Thorn broke away, wiping her mouth, the elf-bangle at her wrist glowing golden. ‘I love you,’ Koll heard her grunt over the noise of the crew. ‘And I’m sorry. For the way I am.’

Brand grinned back, brushing the star-shaped scar on her cheek with his fingertips. ‘I love the way you are. Be safe.’

‘Aye.’ Thorn thumped him on the shoulder with her fist, then stalked back down the wharf and vaulted over the ship’s rail. ‘Better?’ she asked.

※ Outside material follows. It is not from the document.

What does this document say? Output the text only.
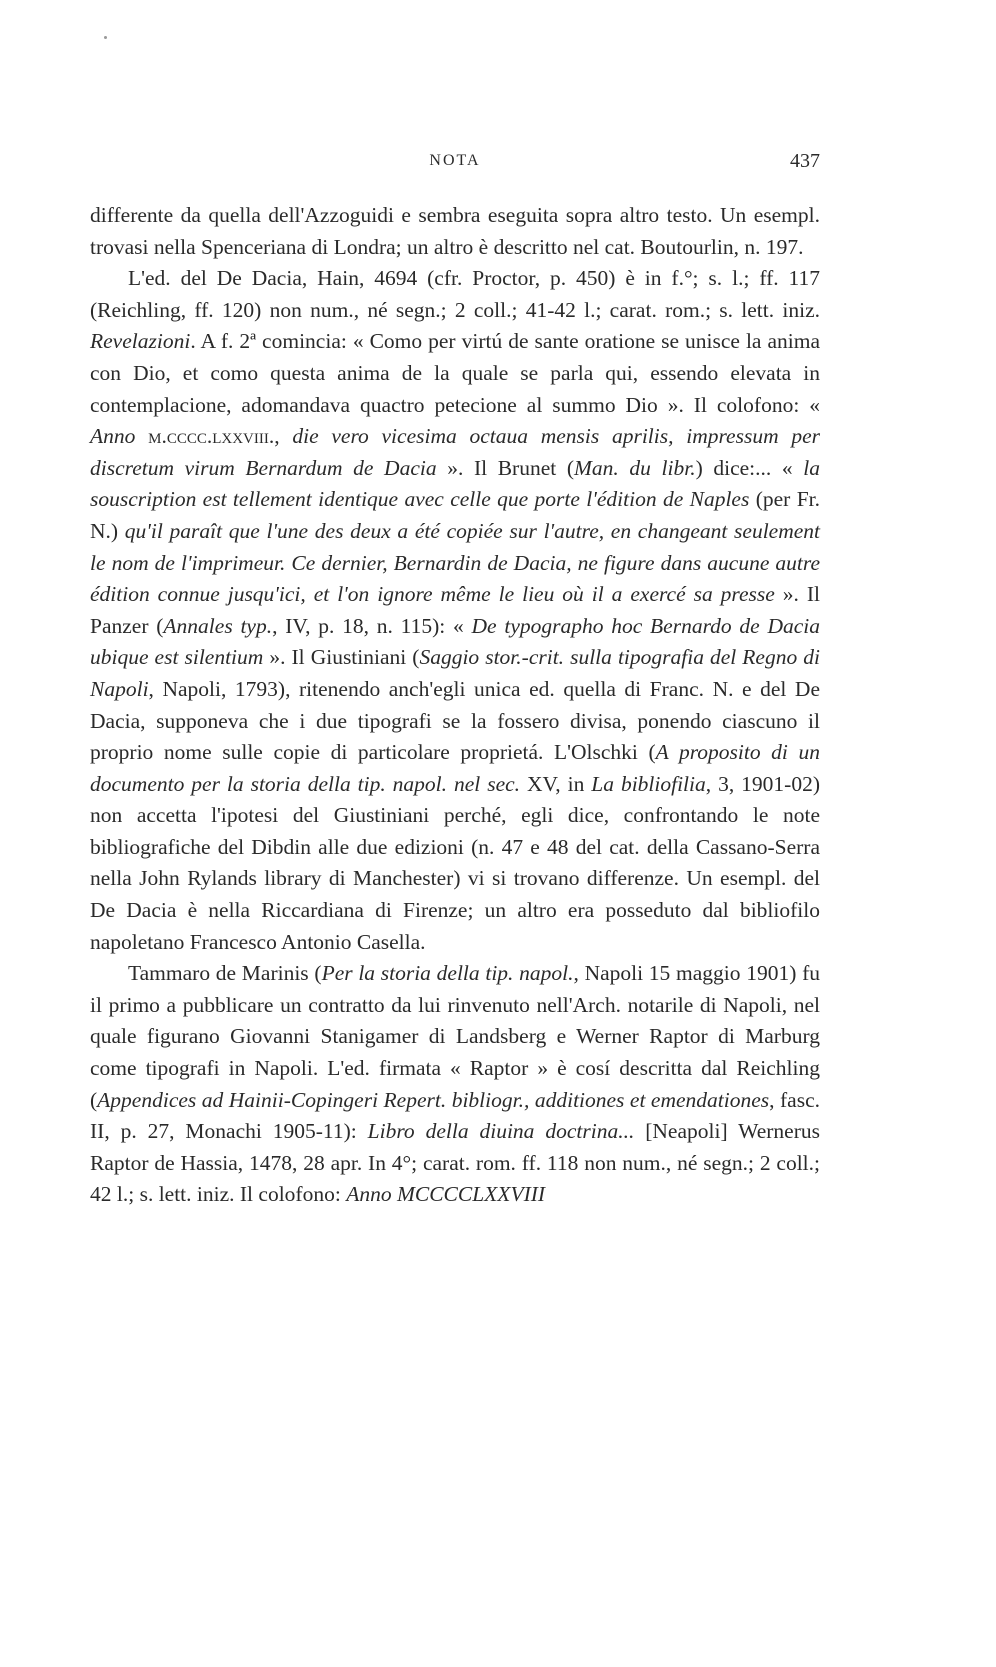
NOTA	437

differente da quella dell'Azzoguidi e sembra eseguita sopra altro testo. Un esempl. trovasi nella Spenceriana di Londra; un altro è descritto nel cat. Boutourlin, n. 197.

L'ed. del De Dacia, Hain, 4694 (cfr. Proctor, p. 450) è in f.°; s. l.; ff. 117 (Reichling, ff. 120) non num., né segn.; 2 coll.; 41-42 l.; carat. rom.; s. lett. iniz. Revelazioni. A f. 2ª comincia: « Como per virtú de sante oratione se unisce la anima con Dio, et como questa anima de la quale se parla qui, essendo elevata in contemplacione, adomandava quactro petecione al summo Dio ». Il colofono: « Anno m.cccc.lxxviii., die vero vicesima octaua mensis aprilis, impressum per discretum virum Bernardum de Dacia ». Il Brunet (Man. du libr.) dice:... « la souscription est tellement identique avec celle que porte l'édition de Naples (per Fr. N.) qu'il paraît que l'une des deux a été copiée sur l'autre, en changeant seulement le nom de l'imprimeur. Ce dernier, Bernardin de Dacia, ne figure dans aucune autre édition connue jusqu'ici, et l'on ignore même le lieu où il a exercé sa presse ». Il Panzer (Annales typ., IV, p. 18, n. 115): « De typographo hoc Bernardo de Dacia ubique est silentium ». Il Giustiniani (Saggio stor.-crit. sulla tipografia del Regno di Napoli, Napoli, 1793), ritenendo anch'egli unica ed. quella di Franc. N. e del De Dacia, supponeva che i due tipografi se la fossero divisa, ponendo ciascuno il proprio nome sulle copie di particolare proprietá. L'Olschki (A proposito di un documento per la storia della tip. napol. nel sec. XV, in La bibliofilia, 3, 1901-02) non accetta l'ipotesi del Giustiniani perché, egli dice, confrontando le note bibliografiche del Dibdin alle due edizioni (n. 47 e 48 del cat. della Cassano-Serra nella John Rylands library di Manchester) vi si trovano differenze. Un esempl. del De Dacia è nella Riccardiana di Firenze; un altro era posseduto dal bibliofilo napoletano Francesco Antonio Casella.

Tammaro de Marinis (Per la storia della tip. napol., Napoli 15 maggio 1901) fu il primo a pubblicare un contratto da lui rinvenuto nell'Arch. notarile di Napoli, nel quale figurano Giovanni Stanigamer di Landsberg e Werner Raptor di Marburg come tipografi in Napoli. L'ed. firmata « Raptor » è cosí descritta dal Reichling (Appendices ad Hainii-Copingeri Repert. bibliogr., additiones et emendationes, fasc. II, p. 27, Monachi 1905-11): Libro della diuina doctrina... [Neapoli] Wernerus Raptor de Hassia, 1478, 28 apr. In 4°; carat. rom. ff. 118 non num., né segn.; 2 coll.; 42 l.; s. lett. iniz. Il colofono: Anno MCCCCLXXVIII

‘I am warmed all over,’ murmured Laithlin, with just the hint of a smile. She took one last glance towards the citadel, then nodded to the helmsman. ‘Cast off.’

Queen of Nothing

They filed into the hall, maybe three dozen, lean as beggars, dirty as thieves. A couple had swords. Others wood-axes, hunting bows, butcher’s knives. One girl with half a hedge in her matted hair clutched a spear made from a hoeing pole and an old scythe-blade.

Raith puffed out his cheeks, making the cut on his face burn. ‘Here come the heroes.’

‘Some fighters have a sword put into their hand in the training square.’ Blue Jenner leaned close to mutter in his ear. ‘Bred to it all their lives, like you. Some have an axe fall into their hand when Mother War spreads her wings.’ He watched the ragged company kneel awkwardly in a half circle before the dais. ‘Takes courage to fight when you didn’t choose it, weren’t trained for it, weren’t ready for it.’

‘Wasn’t no sword put in my hand, old man,’ said Raith. ‘I had to rip it from a hundred others by the sharp end. And it ain’t lack of courage bothers me, it’s lack of skill.’

‘Good thing you’ve a thousand picked warriors waiting. You can send them in next.’

Raith scowled sideways, but had naught to say. Rakki was the talker.

‘It ain’t the courageous or the skilful Mother War rewards.’ Jenner nodded towards the beggars. ‘It’s those who make the best of what they’ve got.’